You've started up a band project called Ruben Haze. Can you tell us a little about this and the Ruben Haze track on the album? Does this mean there might be a Ruben Haze album too?

“Ruben Haze is band project that I've created with my buddy Rudy from Australia. It's a totally different sound from Dirty South. It's much more live oriented, but at the same time it's still produced in an electronic kind of way. There is definitely a lot of Ruben Haze music coming out this year. We have an album finished, so this will the next project I will launch after the Dirty South album.”

How does being based in Australia affect when and where you play abroad? It's a long old flight home so we presume you spend a lot of time on the road.

“It's definitely a journey when I travel to and from Australia. It's hard being away from home, so that's why I'm going to move to LA for a bit and reduce the travel time. This way I can be even more productive and have some family time.”

What were some of the highlights of your recent North American tour, the largest you've ever done? Does it feel like dance music is still growing there?

“My last tour was quite epic. The whole tour felt very successful on every level and I finished it off in Los Angeles at the Palladium. We had a sold out show and it was a perfect way to end the tour. Dance music is definitely growing there and it's a great place to be in creatively right now for me.”

You have a number of Vegas residences. How do you prepare for gigs where a lot of the people there might only be very casual EDM fans? Do you have to change your set compared to playing in Europe or even in the rest of the US?

“I kind of stick to my sound. Most places I can do what I normally do. At some gigs for example, I need to adjust to maybe playing a little more vocals or some other times, a little less vocals.
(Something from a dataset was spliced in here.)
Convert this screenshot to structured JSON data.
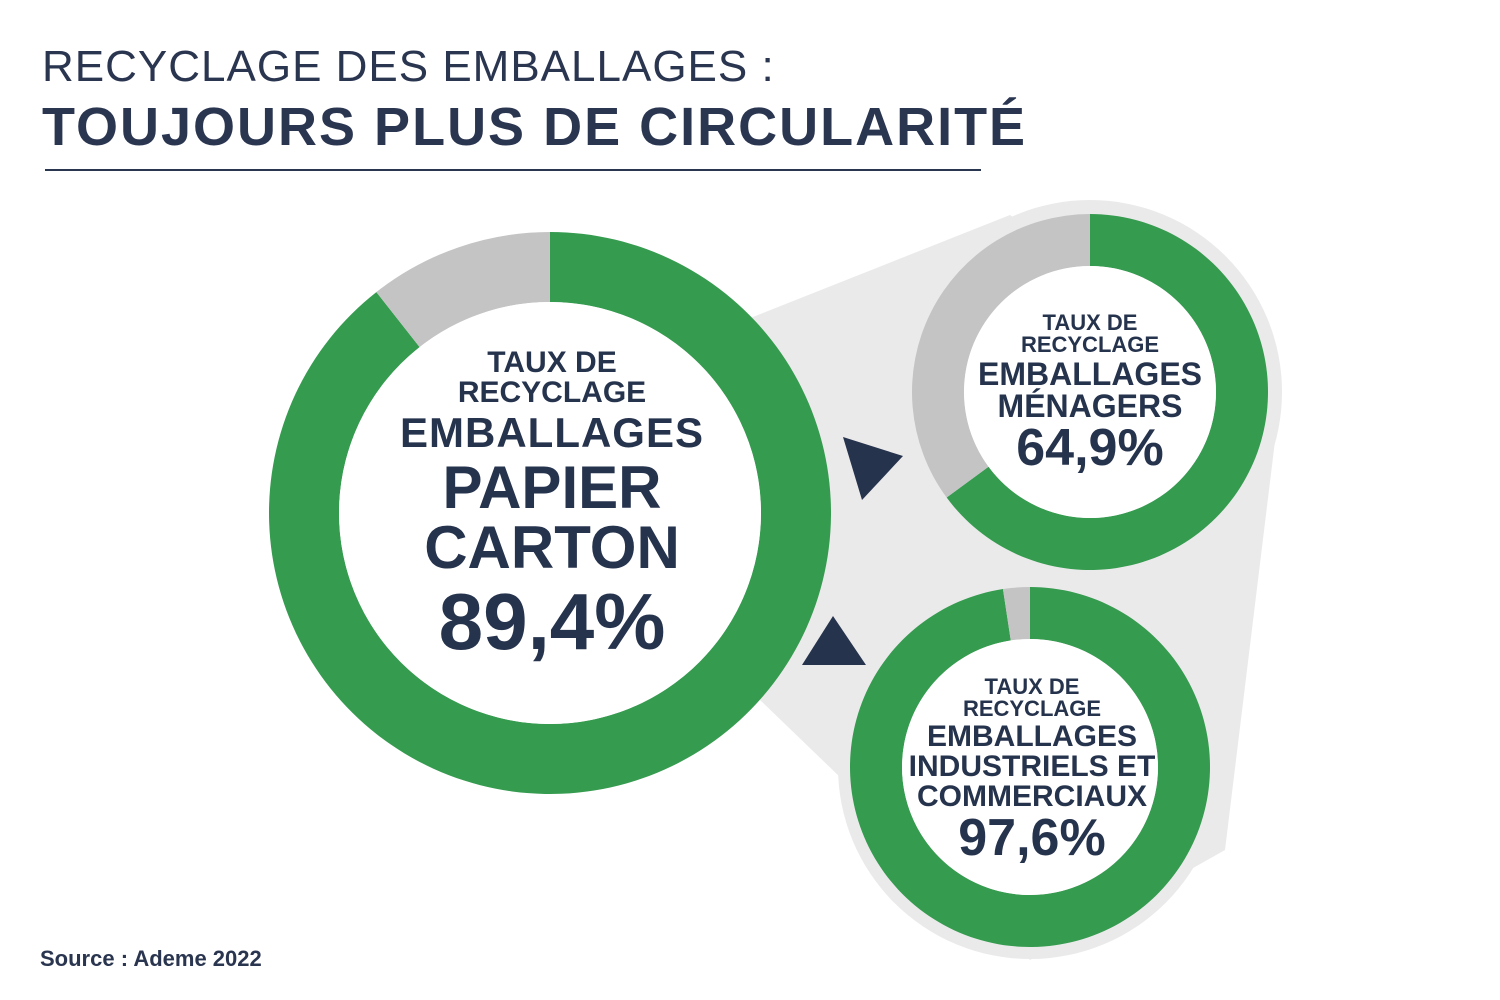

I think that's a DJ's job, to stick to your style that you love and keep the crowd moving.”

You've worked with numerous other acts, big and small. Can you name one underground and one pop act who you'd still like to work with and why?

“I have one person that I would love to do something with on some level and that's Anthony Keidis from the Red Hot Chilli Peppers. Most of the other times, I like to work with friends I meet in the industry. It's super fun making music with friends.”

What is the speed of life and how many gears does it have?

“Speed of life is however fast or slow you want it to be. For me it's a balance of both, that's why on the album I have tracks that represent all different moods and energy levels. Balance is important, otherwise you will burn yourself out!”